Traffic & Safety
A large aggregate operation can require dozens of heavy trucks per hour to enter and exit the pit, to carry aggregate to its destination. This traffic can alter traffic patterns many kilometres from the pit or quarry, and can have a negative impact on road safety. If there are residential areas, schools, horse-and-buggy traffic, busy 4-corner stop intersections, rail or bike-path crossings or other considerations along the haul route, the safety issues can be magnified.
In addition to noise and dust issues, truck traffic can pose health and safety risks to others using the roads.
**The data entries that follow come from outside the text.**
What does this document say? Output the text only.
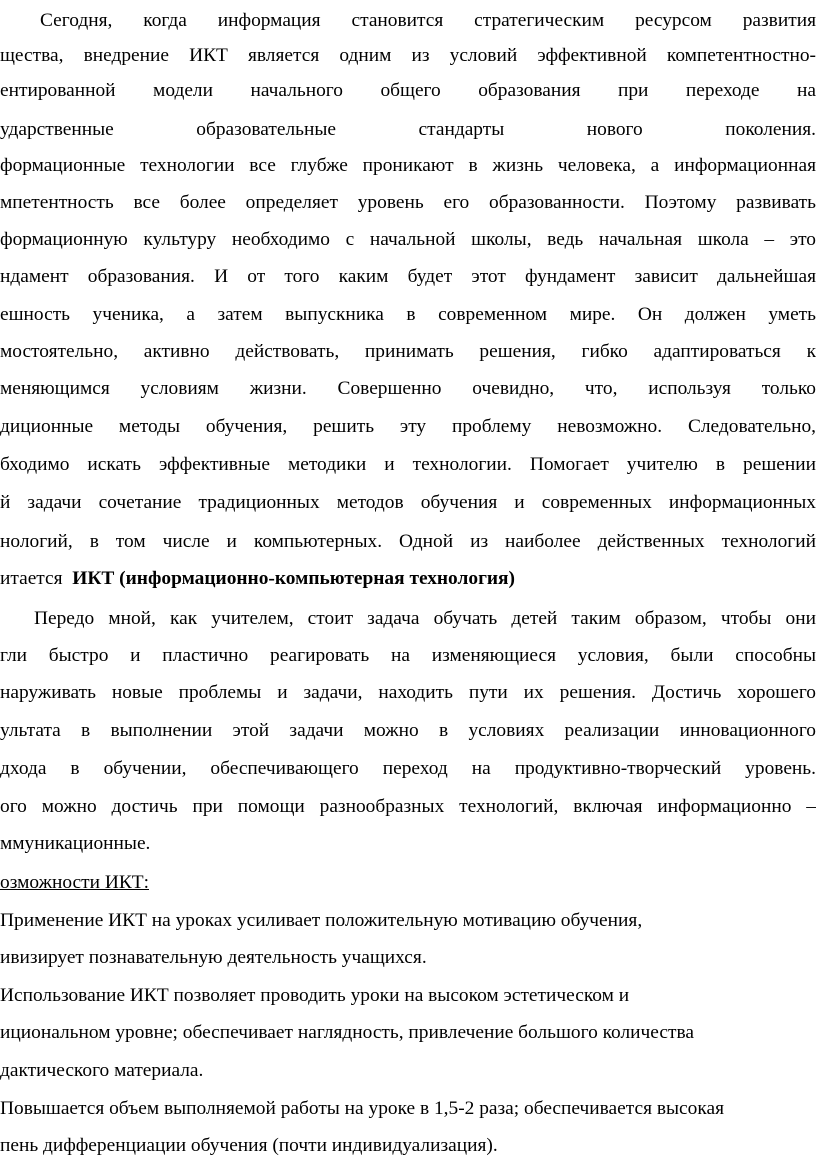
Сегодня, когда информация становится стратегическим ресурсом развития
щества, внедрение ИКТ является одним из условий эффективной компетентностно-
ентированной модели начального общего образования при переходе на
ударственные образовательные стандарты нового поколения.
формационные технологии все глубже проникают в жизнь человека, а информационная
мпетентность все более определяет уровень его образованности. Поэтому развивать
формационную культуру необходимо с начальной школы, ведь начальная школа – это
ндамент образования. И от того каким будет этот фундамент зависит дальнейшая
ешность ученика, а затем выпускника в современном мире. Он должен уметь
мостоятельно, активно действовать, принимать решения, гибко адаптироваться к
меняющимся условиям жизни. Совершенно очевидно, что, используя только
диционные методы обучения, решить эту проблему невозможно. Следовательно,
бходимо искать эффективные методики и технологии. Помогает учителю в решении
й задачи сочетание традиционных методов обучения и современных информационных
нологий, в том числе и компьютерных. Одной из наиболее действенных технологий
итается ИКТ (информационно-компьютерная технология)
Передо мной, как учителем, стоит задача обучать детей таким образом, чтобы они
гли быстро и пластично реагировать на изменяющиеся условия, были способны
наруживать новые проблемы и задачи, находить пути их решения. Достичь хорошего
ультата в выполнении этой задачи можно в условиях реализации инновационного
дхода в обучении, обеспечивающего переход на продуктивно-творческий уровень.
ого можно достичь при помощи разнообразных технологий, включая информационно –
ммуникационные.
озможности ИКТ:
Применение ИКТ на уроках усиливает положительную мотивацию обучения,
ивизирует познавательную деятельность учащихся.
Использование ИКТ позволяет проводить уроки на высоком эстетическом и
ициональном уровне; обеспечивает наглядность, привлечение большого количества
дактического материала.
Повышается объем выполняемой работы на уроке в 1,5-2 раза; обеспечивается высокая
пень дифференциации обучения (почти индивидуализация).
According to the Infrastructure Health and Safety Association, trucks hauling sand, gravel and stone can mean the following:
- Collisions with other vehicles or pedestrians
- Brake failure or rollover
- Dust or stones in the air or on the road due to improperly secured loads
- Traffic slowdowns
- Road damage, pot holes or ruts due to length, frequency and weight of trucks.
Several of these issues may be due to overloading, a problem identified by the Ontario Dump Truck Association in 2014, then by the province in 2018 as well as both in late 2020. See also https://www.ihsa.ca/Topics-Hazards/Aggregates.aspx and https://www.caledonenterprise.com/news-story/9606947-police-fire-on-the-scene-of-major-collision-highway-10-in-caledon/
Recent research on dust, especially on fine particulate matter produced by the aggregate or diesel truck exhaust shows health impacts, especially when idling while waiting to enter, fill or exit the site. Since significant quantities of aggregate end up in cement and concrete, they contribute to the 5% of those industries the 3% that road transportation of all kinds contributes to atmospheric dust as well as to other industrial processes and smelting.
See also http://www.airqualityontario.com/science/pollutants/particulates.php
PM 2.5 particles can affect human health by negative impacts on lungs, heart, and brain. Research by Drs. Hong Chen, Richard T. Burnett, Ray Copes, and others reveals that short and long-term exposures are harmful.